Feature Engineering is the process of creating new features (input variables) from existing ones to improve the performance of a machine learning model. Raw data, like a specific timestamp or a block of text, is often not directly usable. By extracting meaningful features, you make the underlying patterns more accessible.
Feature Extraction from Dates
Pandas has excellent support for time series data. The first step is to ensure your date column is in the correct datetime format.

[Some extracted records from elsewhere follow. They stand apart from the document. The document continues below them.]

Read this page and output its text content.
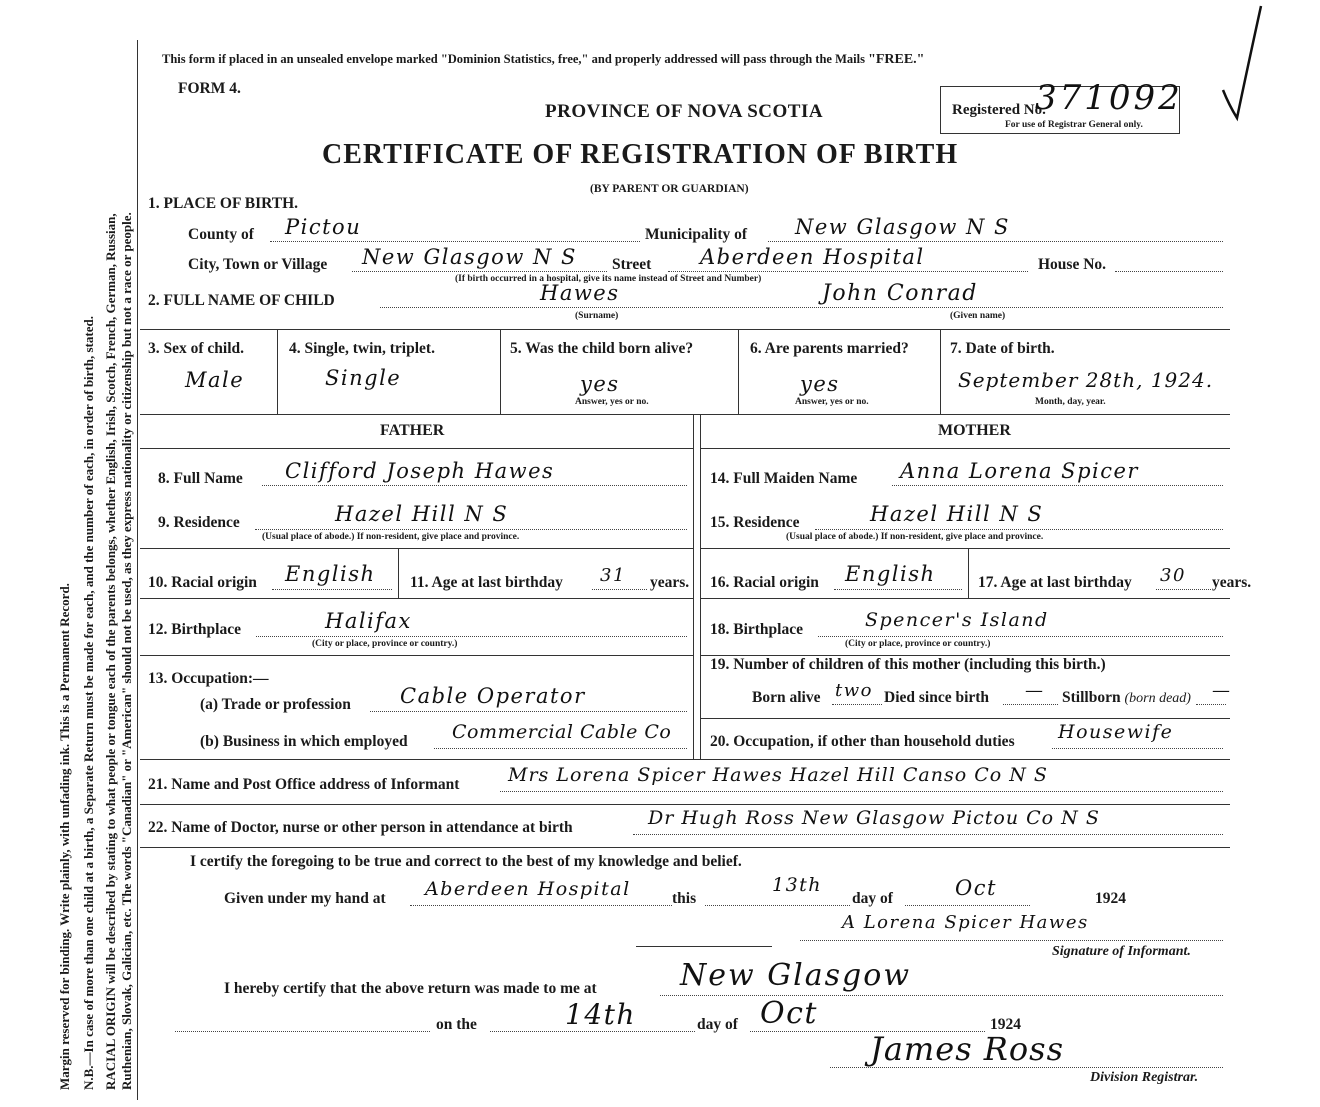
Margin reserved for binding. Write plainly, with unfading ink. This is a Permanent Record. N.B.—In case of more than one child at a birth, a Separate Return must be made for each, and the number of each, in order of birth, stated. RACIAL ORIGIN will be described by stating to what people or tongue each of the parents belongs, whether English, Irish, Scotch, French, German, Russian, Ruthenian, Slovak, Galician, etc. The words "Canadian" or "American" should not be used, as they express nationality or citizenship but not a race or people.
This form if placed in an unsealed envelope marked "Dominion Statistics, free," and properly addressed will pass through the Mails "FREE."
FORM 4.
PROVINCE OF NOVA SCOTIA
CERTIFICATE OF REGISTRATION OF BIRTH
(BY PARENT OR GUARDIAN)
Registered No.
371092
For use of Registrar General only.
1. PLACE OF BIRTH.
County of Pictou	Municipality of New Glasgow N S
City, Town or Village New Glasgow N S Street Aberdeen Hospital	House No.
(If birth occurred in a hospital, give its name instead of Street and Number)
2. FULL NAME OF CHILD	Hawes
(Surname)
John Conrad
(Given name)
3. Sex of child.
Male
4. Single, twin, triplet.
Single
5. Was the child born alive?
yes
Answer, yes or no.
6. Are parents married?
yes
Answer, yes or no.
7. Date of birth.
September 28th, 1924.
Month, day, year.
FATHER	MOTHER
8. Full Name Clifford Joseph Hawes
9. Residence	Hazel Hill N S
(Usual place of abode.) If non-resident, give place and province.
10. Racial origin English 11. Age at last birthday 31 years.
12. Birthplace	Halifax
(City or place, province or country.)
13. Occupation:—
(a) Trade or profession Cable Operator
(b) Business in which employed Commercial Cable Co
14. Full Maiden Name Anna Lorena Spicer
15. Residence	Hazel Hill N S
(Usual place of abode.) If non-resident, give place and province.
16. Racial origin English	17. Age at last birthday 30 years.
18. Birthplace	Spencer's Island
(City or place, province or country.)
19. Number of children of this mother (including this birth.)
Born alive two Died since birth — Stillborn (born dead) —
20. Occupation, if other than household duties Housewife
21. Name and Post Office address of Informant	Mrs Lorena Spicer Hawes Hazel Hill Canso Co N S
22. Name of Doctor, nurse or other person in attendance at birth	Dr Hugh Ross New Glasgow Pictou Co N S
I certify the foregoing to be true and correct to the best of my knowledge and belief.
Given under my hand at Aberdeen Hospital	this
13th
day of	Oct	1924
A Lorena Spicer Hawes
Signature of Informant.
I hereby certify that the above return was made to me at	New Glasgow
on the	14th	day of Oct	1924
James Ross
Division Registrar.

Then, you can use the .dt accessor to extract a wealth of information.
Python
import pandas as pd
df = pd.DataFrame({'purchase_date': ['2025-01-15', '2025-07-20', '2026-03-01']})
# 1. Convert to datetime objects
df['purchase_date'] = pd.to_datetime(df['purchase_date'])

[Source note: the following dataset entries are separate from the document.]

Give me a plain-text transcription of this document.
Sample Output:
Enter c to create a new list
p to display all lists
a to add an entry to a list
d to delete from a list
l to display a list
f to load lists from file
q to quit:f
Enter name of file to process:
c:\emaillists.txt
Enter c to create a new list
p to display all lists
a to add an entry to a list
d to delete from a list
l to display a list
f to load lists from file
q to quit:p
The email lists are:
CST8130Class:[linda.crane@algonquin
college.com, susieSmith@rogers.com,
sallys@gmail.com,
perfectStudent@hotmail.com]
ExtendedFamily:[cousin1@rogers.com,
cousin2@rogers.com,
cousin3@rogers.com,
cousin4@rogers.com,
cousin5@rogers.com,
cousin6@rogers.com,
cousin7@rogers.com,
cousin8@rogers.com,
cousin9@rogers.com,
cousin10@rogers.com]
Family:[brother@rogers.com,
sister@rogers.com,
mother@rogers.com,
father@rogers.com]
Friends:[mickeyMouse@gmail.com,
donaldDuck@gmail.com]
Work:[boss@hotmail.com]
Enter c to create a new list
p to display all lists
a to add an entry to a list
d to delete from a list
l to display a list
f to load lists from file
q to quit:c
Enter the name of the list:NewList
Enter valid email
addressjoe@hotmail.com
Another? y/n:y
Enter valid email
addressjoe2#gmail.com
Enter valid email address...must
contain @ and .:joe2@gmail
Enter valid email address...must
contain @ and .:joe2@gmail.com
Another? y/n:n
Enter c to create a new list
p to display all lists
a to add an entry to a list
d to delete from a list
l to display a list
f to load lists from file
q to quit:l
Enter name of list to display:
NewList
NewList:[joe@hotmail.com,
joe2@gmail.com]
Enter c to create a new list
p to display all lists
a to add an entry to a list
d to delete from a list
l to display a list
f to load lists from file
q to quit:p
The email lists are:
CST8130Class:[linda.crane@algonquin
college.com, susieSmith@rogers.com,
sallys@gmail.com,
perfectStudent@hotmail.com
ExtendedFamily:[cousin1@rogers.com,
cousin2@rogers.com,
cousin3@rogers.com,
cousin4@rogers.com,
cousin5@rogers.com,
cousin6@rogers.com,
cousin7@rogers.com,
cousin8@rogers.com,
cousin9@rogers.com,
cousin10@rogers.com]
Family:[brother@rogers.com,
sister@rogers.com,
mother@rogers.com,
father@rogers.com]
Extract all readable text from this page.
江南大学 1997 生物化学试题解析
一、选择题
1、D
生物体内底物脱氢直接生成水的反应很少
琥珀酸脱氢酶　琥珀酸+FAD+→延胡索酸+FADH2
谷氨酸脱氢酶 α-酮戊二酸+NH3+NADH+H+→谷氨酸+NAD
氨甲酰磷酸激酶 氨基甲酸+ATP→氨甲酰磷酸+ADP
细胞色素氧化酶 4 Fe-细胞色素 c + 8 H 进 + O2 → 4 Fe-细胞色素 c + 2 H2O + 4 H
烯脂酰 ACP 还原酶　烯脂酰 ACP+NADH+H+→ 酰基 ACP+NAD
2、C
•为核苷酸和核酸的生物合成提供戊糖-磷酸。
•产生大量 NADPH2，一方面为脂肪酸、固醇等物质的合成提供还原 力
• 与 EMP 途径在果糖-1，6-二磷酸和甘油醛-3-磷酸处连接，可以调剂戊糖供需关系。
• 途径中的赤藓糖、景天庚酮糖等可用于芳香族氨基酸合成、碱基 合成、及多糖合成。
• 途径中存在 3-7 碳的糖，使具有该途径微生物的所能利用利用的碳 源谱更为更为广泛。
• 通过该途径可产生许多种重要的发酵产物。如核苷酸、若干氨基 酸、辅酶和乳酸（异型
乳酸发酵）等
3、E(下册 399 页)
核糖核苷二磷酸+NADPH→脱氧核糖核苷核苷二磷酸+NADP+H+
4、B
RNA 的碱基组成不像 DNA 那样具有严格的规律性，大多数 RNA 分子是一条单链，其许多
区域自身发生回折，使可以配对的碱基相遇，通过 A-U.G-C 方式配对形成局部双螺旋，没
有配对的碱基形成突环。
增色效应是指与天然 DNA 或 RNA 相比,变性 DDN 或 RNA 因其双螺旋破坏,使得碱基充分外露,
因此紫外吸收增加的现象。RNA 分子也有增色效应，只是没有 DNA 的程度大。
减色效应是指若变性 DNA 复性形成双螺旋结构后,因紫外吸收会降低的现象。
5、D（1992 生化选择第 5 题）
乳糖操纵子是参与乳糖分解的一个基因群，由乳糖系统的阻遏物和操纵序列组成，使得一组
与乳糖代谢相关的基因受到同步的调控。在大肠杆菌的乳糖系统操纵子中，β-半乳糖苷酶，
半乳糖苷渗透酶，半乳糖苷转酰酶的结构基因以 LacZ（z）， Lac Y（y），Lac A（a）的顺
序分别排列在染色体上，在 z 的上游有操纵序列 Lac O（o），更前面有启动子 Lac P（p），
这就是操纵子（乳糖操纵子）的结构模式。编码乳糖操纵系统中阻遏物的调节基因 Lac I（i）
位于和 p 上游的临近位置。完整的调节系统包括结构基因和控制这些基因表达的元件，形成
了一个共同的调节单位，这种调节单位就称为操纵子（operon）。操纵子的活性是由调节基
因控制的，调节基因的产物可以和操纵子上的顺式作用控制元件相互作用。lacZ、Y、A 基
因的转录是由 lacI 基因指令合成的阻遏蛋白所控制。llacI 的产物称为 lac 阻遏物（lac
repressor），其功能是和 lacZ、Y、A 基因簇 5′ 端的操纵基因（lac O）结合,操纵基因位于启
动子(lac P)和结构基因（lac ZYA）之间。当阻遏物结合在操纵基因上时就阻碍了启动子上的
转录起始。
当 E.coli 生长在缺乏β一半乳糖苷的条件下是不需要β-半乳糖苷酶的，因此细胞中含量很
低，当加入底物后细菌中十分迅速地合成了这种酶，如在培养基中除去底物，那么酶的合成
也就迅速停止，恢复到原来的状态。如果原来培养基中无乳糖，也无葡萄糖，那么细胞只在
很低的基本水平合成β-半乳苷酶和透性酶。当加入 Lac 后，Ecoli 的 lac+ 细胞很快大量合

print("DataFrame with correct datetime type:")
df.info()
# 2. Use the .dt accessor to extract features
df['year'] = df['purchase_date'].dt.year
df['month'] = df['purchase_date'].dt.month
df['day_of_week'] = df['purchase_date'].dt.dayofweek # Monday=0, Sunday=6
df['is_weekend'] = df['day_of_week'].isin([5, 6])

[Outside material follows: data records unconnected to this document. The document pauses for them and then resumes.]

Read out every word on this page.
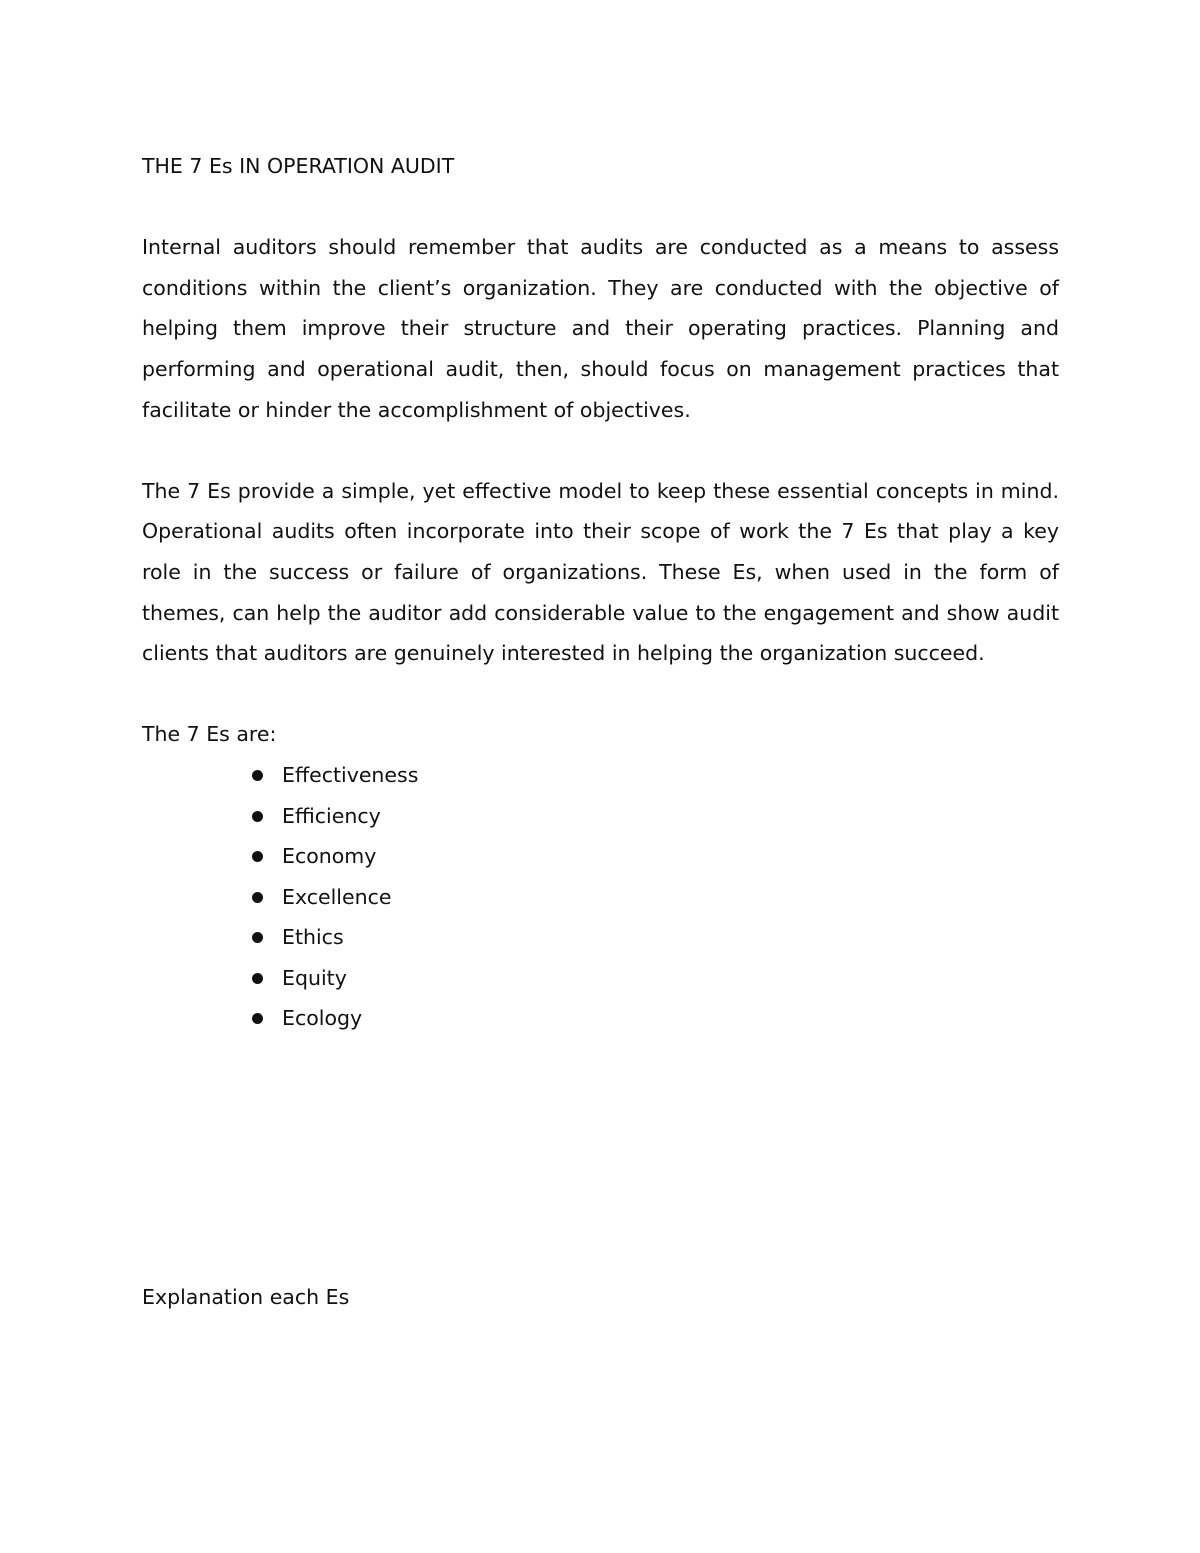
THE 7 Es IN OPERATION AUDIT

Internal auditors should remember that audits are conducted as a means to assess conditions within the client’s organization. They are conducted with the objective of helping them improve their structure and their operating practices. Planning and performing and operational audit, then, should focus on management practices that facilitate or hinder the accomplishment of objectives.

The 7 Es provide a simple, yet effective model to keep these essential concepts in mind. Operational audits often incorporate into their scope of work the 7 Es that play a key role in the success or failure of organizations. These Es, when used in the form of themes, can help the auditor add considerable value to the engagement and show audit clients that auditors are genuinely interested in helping the organization succeed.

The 7 Es are:

Effectiveness
Efficiency
Economy
Excellence
Ethics
Equity
Ecology

Explanation each Es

print("\nDataFrame with new date features:")
print(df)
Feature Extraction from Text
For columns with the object (string) dtype, Pandas provides the .str accessor. This allows you to apply nearly all of Python's built-in string methods to an entire Series at once.
Python
import pandas as pd
data = {'product_name': ['Laptop Pro 15in', 'Wireless Mouse', 'USB-C Cable']}
df_text = pd.DataFrame(data)
# Get the length of each product name
df_text['name_length'] = df_text['product_name'].str.len()
# Convert to lowercase
df_text['name_lower'] = df_text['product_name'].str.lower()
# Check if the name contains a substring
df_text['is_cable'] = df_text['product_name'].str.contains('Cable', case=False)
# Split the string and get the first word
df_text['first_word'] = df_text['product_name'].str.split().str[0]
print("DataFrame with new text features:")
print(df_text)
These simple transformations can be powerful. For example, name_length could correlate with product complexity, or is_cable could help categorize products. For more advanced text analysis, you would typically move on to libraries like NLTK or Scikit-learn for techniques like TF-IDF or word embeddings.